In Jeinsen Beibauer Henni Mummenteis Witwe und Kötner Henni Mummentei, in Hüpede Kötner Hanß Mummentei, in Oerie Halbspänner Hanß Mummentei, in Lühnde unter den Kötnern Hinricus Mummenteys Witwe, in Groß-Lobke die Kötner Tilcke Mummentey, Jacob Mummentey, Harmen Mummentey, Curdt Mummentey und Tile Mummentey. In Klein-Lobke die Halbspänner Tihle und Curdt Mummentey und schließlich in Hannover Dietrich Mummentey senior und Dietrich Mummentey junior, Henrichs Sohn, aus Hiddestorf. 1602 wird Margreta Mummentey, errechnet nach einer Eintragung in das Hiddestorfer Kirchenbuch, geboren:“ Anno 1672  Den 9 Martii ist Margreta Mummentei weiland Ehrn Petri Nordhofii gewesenen Hiddestorfer Kirche 27 jährigen Predigers Witwe morgens zwischen 4? gestorben, R t: Jar 70 und den 14 Martii begraben worden.“ Kirchenbuch Hiddestorf a.a.O. S.
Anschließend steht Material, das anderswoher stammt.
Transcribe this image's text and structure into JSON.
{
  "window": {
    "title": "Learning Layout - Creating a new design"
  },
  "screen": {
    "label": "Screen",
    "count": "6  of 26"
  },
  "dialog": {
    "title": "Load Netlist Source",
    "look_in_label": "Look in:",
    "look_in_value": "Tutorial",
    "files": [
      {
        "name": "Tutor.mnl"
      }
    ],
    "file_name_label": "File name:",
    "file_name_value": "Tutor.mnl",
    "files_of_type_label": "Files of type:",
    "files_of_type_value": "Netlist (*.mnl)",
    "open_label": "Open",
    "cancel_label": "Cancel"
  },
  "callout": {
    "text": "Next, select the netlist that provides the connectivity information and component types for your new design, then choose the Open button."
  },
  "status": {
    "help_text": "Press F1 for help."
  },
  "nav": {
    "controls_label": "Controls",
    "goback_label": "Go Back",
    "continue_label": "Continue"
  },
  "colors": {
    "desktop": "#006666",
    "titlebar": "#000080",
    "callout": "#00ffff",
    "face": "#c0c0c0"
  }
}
Während Margretas Kindheit wird zwischen Bredenbeck und Bennigsen noch der Mummendey-Baum gestanden haben. Was hat sie vom Straßenräuber Mummendey gewußt? Kannte sie seine familiäre Herkunft, glaubte auch sie an ein Gottesurteil, das die ihrer Krone beraubten Eiche wieder heranwachsen ließ und so wenigstens den Namen des Gehenkten lebendig erhielt? Wie mag dieser Vorgang auf die kleine Schar der Namensträger in den Dörfern um Pattensen herum gewirkt haben? Lag hier der Grund, daß der Hiddestorfer Mummenthei ohne Vornamen eingetragen wurde, allerdings steht Tilke Mummentei aus Gestorf mit vollem Namen im Register der Türkensteuer. Diese beiden sind dann auch alle Träger dieses Namens, die im Calenberger Land um 1557 lebten, ein vollständiges und vollständig eingesehenes Register der Türkensteuer vorausgesetzt.